Iran has banned business with foreign companies involved in its refinery sector, the Islamic Republic's Mehr news agency reported.

Oil Minister Rostam Qasemi reportedly ordered the National Iranian Oil Production and Distribution Company on Monday to stop issuing licenses to foreign companies interested in developing domestic petrochemical projects in Iran.

He called on the state-owned oil company to utilize local expertise and indigenous technology.
Although the Minister cited failure of several companies to conform to their contractual obligations as the reason for the ban, it is seen as Tehran's retaliatory measure for the recent tough U.S. sanctions on the Iranian oil sector, and EU ban on oil import from that country.

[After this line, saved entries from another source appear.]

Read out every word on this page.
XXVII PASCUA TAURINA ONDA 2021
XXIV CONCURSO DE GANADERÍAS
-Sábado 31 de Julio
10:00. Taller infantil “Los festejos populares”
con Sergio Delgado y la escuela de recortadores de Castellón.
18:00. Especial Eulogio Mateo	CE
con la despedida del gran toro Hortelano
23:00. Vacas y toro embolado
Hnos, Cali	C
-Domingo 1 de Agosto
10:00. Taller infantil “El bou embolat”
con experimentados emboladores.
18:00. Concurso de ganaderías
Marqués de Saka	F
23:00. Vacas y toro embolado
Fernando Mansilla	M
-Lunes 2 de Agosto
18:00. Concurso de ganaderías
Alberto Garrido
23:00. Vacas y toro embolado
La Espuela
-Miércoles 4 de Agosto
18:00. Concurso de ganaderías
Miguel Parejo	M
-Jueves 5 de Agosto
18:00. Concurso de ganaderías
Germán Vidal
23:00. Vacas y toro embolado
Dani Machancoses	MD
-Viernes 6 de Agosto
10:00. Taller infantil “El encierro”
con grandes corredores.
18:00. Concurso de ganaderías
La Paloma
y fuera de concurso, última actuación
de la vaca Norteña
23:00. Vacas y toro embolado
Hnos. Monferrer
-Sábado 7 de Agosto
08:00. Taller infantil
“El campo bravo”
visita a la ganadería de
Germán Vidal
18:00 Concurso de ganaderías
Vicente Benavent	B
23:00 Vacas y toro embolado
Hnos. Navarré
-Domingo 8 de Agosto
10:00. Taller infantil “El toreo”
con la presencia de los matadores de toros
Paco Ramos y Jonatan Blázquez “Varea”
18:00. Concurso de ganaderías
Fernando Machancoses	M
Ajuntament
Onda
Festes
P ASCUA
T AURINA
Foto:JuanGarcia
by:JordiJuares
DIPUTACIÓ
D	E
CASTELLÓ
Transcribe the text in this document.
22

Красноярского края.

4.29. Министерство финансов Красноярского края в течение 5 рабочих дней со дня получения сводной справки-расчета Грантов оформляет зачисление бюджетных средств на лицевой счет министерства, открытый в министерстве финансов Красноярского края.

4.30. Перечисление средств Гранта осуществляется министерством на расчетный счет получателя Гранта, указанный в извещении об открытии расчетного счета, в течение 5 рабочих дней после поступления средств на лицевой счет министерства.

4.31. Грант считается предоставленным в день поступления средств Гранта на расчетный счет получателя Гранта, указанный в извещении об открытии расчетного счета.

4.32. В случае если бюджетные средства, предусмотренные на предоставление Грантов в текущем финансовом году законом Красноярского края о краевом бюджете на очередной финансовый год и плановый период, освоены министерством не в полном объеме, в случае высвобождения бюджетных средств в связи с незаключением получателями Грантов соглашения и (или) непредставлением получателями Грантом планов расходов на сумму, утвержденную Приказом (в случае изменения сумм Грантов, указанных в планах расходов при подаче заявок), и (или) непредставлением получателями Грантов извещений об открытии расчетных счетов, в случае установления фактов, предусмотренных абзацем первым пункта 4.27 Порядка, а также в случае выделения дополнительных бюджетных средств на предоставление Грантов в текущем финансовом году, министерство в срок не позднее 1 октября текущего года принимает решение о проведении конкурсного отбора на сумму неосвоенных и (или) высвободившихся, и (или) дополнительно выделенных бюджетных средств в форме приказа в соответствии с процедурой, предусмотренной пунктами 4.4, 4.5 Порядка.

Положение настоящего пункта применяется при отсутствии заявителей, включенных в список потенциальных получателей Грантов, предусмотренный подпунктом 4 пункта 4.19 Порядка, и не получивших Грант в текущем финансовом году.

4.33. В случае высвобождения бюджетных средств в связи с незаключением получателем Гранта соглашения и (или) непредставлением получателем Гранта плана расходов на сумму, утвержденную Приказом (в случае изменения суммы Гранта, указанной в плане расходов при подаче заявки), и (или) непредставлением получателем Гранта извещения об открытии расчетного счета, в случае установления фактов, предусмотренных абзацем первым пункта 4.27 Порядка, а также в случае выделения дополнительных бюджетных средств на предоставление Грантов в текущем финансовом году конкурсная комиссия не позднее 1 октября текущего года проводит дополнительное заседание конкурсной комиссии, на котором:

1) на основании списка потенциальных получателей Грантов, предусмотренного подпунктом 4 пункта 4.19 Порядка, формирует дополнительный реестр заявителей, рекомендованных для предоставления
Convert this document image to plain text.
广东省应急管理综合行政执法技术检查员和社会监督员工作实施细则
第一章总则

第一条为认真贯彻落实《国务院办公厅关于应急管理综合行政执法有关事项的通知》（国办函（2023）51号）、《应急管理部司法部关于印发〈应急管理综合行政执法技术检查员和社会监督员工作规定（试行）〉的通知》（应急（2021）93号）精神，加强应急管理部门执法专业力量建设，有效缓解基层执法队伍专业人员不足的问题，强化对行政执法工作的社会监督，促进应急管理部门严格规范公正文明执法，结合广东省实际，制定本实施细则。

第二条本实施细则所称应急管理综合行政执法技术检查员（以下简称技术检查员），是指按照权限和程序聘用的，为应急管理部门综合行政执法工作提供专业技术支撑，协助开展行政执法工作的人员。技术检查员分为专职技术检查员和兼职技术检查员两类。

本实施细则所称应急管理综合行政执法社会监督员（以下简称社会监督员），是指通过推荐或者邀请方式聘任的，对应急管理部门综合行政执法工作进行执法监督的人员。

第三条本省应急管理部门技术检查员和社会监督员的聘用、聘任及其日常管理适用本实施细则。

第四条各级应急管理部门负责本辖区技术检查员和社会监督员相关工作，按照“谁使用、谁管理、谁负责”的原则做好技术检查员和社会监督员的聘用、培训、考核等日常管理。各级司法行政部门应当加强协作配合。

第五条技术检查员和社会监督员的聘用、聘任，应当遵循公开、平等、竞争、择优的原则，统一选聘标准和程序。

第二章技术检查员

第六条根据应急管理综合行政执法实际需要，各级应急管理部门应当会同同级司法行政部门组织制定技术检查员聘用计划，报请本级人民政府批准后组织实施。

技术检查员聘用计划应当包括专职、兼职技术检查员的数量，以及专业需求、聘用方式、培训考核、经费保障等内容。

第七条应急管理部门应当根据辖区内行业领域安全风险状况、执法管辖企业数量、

Mehr quoted Qasemi as saying that foreign firms such as France's Accent Oil And Gas Corp., UK's Cross & Simon, The Start, UOP LLC, and SW companies, and British-Dutch Shell, which held licenses for developing refinery projects in Iran, were among the defaulters.

The head of the National Petrochemical Company had claimed last month that up to one fourth of the parts used in the domestic oil industry are produced in Iran, which heavily depends on foreign technology and expertise to develop its vast unexplored oil fields.

Confining access to Iran's refinery sector to domestic players comes at a time an estimated 500 trillion rials (about $41 billion) of investment is needed for the oil industry's infrastructure to achieve the goals of the 20-year economic outlook plan.

Meanwhile, a senior Iranian official said EU sanctions on Tehran were beneficial as they would reduce Iran's imports, increase the sales of domestic products and would boost employment.
Brigadier-General Mohammad-Reza Naqdi, Commander of Iran's Basij Force, said on Monday that the European import ban would affect only 18 percent of its oil sales, and the consequent rise in global oil prices would add to its revenues, which in turn would make up for the forced demand cut caused by the sanctions.